Deputados lançam mão de requerimentos e convocações fora do escopo dos colegiados para mirar governo Lula

No comando das mesas diretoras, deputados bolsonaristas têm desvirtuado as discussões das comissões de Segurança Pública e Combate ao Crime Organizado (CSPCCO) e de Fiscalização Financeira e Controle (CFFC) da Câmara. Os trabalhos desses dois colegiados, nos quais opositores do governo Lula são maioria, têm sido marcados pela aprovação de proposições que fogem de seu escopo.

Comissão que mais tempo deliberou este ano, com 276 horas de trabalho, a de Segurança Pública aprovou, por exemplo, moção de repúdio contra a vereadora Perla Muller (PT), de Ribeirão Preto (SP), por falar em entrevista “que a mãe do ex-presidente Jair Bolsonaro deveria ter morrido 66 anos antes”.

O colegiado também aprovou requerimentos questionando gastos no cartão corporativo do presidente Lula e o aluguel de carros durante viagem oficial à África.

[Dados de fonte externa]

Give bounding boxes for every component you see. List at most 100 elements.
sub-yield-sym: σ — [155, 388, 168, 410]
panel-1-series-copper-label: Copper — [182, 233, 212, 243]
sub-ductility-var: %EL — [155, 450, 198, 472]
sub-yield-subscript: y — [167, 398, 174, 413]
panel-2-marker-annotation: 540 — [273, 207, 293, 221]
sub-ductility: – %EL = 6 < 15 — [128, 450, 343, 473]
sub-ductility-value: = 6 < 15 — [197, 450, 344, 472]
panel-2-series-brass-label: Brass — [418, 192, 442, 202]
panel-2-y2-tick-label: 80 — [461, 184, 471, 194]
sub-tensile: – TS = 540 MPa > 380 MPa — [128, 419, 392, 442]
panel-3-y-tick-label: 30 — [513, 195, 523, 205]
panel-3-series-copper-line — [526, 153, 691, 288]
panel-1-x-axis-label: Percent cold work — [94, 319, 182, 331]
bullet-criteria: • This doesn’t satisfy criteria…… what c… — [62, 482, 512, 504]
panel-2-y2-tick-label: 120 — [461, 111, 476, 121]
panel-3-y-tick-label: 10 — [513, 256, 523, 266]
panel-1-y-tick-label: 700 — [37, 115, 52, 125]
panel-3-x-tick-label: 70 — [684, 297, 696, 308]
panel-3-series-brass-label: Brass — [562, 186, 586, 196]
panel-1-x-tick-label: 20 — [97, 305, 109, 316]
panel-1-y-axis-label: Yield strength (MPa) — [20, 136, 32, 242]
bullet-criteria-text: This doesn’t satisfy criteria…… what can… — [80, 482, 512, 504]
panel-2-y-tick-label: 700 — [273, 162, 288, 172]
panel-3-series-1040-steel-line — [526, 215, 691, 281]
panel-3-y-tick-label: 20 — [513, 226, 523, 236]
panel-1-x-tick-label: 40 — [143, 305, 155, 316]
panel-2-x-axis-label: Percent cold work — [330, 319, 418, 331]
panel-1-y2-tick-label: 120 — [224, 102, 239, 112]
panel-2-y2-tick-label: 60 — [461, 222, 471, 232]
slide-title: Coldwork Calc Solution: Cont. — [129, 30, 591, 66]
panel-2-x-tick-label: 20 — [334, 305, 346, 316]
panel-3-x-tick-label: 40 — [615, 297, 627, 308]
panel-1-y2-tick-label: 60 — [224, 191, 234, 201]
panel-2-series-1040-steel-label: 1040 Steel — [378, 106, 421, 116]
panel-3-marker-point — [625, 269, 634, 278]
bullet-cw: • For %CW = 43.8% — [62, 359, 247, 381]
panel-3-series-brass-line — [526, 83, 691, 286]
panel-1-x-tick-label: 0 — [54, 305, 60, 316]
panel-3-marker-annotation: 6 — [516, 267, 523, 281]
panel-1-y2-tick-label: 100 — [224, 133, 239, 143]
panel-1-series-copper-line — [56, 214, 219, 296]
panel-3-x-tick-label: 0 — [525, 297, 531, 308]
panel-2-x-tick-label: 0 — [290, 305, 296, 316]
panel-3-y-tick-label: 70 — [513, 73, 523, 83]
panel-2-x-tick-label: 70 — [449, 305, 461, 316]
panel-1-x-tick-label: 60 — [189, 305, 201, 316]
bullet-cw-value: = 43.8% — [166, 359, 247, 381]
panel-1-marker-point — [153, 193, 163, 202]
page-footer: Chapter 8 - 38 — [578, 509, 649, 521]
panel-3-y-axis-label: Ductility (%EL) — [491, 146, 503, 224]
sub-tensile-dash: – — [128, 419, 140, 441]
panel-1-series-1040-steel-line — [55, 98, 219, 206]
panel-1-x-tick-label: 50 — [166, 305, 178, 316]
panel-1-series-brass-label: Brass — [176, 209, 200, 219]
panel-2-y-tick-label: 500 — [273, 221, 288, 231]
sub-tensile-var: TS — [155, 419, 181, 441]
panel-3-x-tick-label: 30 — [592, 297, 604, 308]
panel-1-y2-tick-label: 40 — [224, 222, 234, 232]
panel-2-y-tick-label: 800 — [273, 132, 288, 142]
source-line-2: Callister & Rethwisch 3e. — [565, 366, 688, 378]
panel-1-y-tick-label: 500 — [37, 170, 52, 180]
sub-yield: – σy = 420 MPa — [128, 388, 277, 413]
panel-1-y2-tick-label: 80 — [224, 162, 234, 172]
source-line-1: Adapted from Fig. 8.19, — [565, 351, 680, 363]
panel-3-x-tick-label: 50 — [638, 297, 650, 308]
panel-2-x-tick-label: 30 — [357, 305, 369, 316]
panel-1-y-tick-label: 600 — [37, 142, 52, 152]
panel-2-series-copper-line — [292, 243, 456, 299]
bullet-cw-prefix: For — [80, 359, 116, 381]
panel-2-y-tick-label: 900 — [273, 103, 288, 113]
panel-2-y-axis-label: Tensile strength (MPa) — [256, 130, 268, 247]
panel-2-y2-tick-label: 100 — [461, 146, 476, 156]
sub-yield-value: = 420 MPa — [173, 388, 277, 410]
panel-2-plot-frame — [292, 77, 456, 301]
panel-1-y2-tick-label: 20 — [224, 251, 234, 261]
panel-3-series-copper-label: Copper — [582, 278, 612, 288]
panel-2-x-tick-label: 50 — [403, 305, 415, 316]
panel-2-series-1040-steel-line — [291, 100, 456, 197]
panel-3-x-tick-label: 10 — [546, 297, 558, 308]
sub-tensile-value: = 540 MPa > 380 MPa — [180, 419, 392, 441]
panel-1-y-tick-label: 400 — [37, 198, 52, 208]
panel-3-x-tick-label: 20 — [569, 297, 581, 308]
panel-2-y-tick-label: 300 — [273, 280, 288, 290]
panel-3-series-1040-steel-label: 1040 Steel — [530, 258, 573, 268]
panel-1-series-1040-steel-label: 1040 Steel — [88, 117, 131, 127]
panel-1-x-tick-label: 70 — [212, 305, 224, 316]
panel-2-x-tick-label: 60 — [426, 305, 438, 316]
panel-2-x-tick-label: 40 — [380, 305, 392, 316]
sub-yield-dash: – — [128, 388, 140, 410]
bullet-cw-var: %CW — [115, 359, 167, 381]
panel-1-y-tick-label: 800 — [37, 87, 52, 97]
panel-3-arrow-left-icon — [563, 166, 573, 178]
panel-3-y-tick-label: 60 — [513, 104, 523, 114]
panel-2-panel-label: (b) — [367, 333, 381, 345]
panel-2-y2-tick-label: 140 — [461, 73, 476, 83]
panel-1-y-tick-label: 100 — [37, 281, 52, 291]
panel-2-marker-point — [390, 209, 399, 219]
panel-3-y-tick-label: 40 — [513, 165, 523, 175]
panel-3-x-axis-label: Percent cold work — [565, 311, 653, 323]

O grupo hoje tem sua mesa diretora composta só por apoiadores de Bolsonaro, sendo o presidente o deputado Sanderson (PL-RS). Dos 76 deputados que compõem a CSPCCO, entre titulares e suplentes, 33 são bolsonaristas.

Entre os requerimentos apresentados está o da deputada Silvia Waiãpi (PL-AP), que pediu uma visita “in loco” da comissão à plantação de Trema micrantha Blume — espécie que também teria o canabidiol (CBD), substância terapêutica extraída da planta da maconha — na UFRJ.

— A visita foi pertinente por conta do efeito devastador que a legalização da maconha poderia causar na área da segurança pública. Na universidade obtivemos mais informações sobre o uso medicinal do canabidiol extraído da planta Trema micrantha Blume, que não contém psicoativos, como o THC, contido na maconha — justificou a deputada.

A Comissão de Fiscalização Financeira e Controle, por sua vez, tem aprovado uma série de convocações e convites a ministros. Depois do comparecimento do titular da pasta de Justiça, Flávio Dino, no último dia 25, os deputados esperam agora a presença de outros 15 nomes da Esplanada. Na audiência na CFFC, Dino fez questão de ponderar que não gostaria de tratar de assuntos fora do escopo da comissão.

— Quero que tenhamos um bom debate, em que seja respeitado o decoro parlamentar e possam ser respondidas todas as questões. Como seguidor do princípio da legalidade, me manterei fiel ao convite e prestarei informações inerentes às minhas atribuições e só tratarei dos temas que dizem respeito a esta comissão. Espero que os parlamentares entendam os limites deste colegiado — afirmou ao colegiado, presidido pela deputada bolsonarista Bia Kicis (PL-DF).

O pedido, no entanto, foi ignorado já no início da audiência, quando Dino foi questionado sobre ter faltado à Comissão de Segurança, na última terça-feira:

— Eu não responderei a assuntos relacionados à Comissão de Segurança Pública. Faltei por motivos já justificados. A ausência é um direito. Foram as polícias Militar e Federal que recomendaram que eu não fosse à Comissão de Segurança e me liberaram para estar aqui, na Comissão de Fiscalização e Controle.

Ao todo, dos 44 membros titulares e suplentes na CFFC, apenas 13 são governistas. O grupo, que tem como atribuição o acompanhamento e fiscalização contábil, financeira, orçamentária, operacional e patrimonial da União, já aprovou requerimentos para a realização de audiência pública para debater “ataques às escolas e a tentativa da esquerda em culpar a direita”, e convites para a ida do ministro de Relações Exteriores, Mauro Vieira, para falar sobre o não reconhecimento do Hamas como grupo terrorista por parte do governo brasileiro e a guerra da Ucrânia.

O deputado Guilherme Boulos (PSOL-SP), que integra a CFFC como suplente, criticou a condução dos trabalhos pelos bolsonaristas que dividem com ele o colegiado:

— É lamentável que os bolsonaristas se apropriem das comissões para fazer politicagem rasteira. As comissões são um espaço privilegiado para um debate franco e aprofundado sobre temas que afetam todos os brasileiros. Fazer isso, porém, exige trabalho sério e comprometido, o que não interessa aos bolsonaristas, que estão mais preocupados em lacrar nas redes sociais e disseminar fake news.

Procurados, os presidentes de CSPCCO e CFFC, Sanderson e Bia Kicis, respectivamente, não quiserem se manifestar.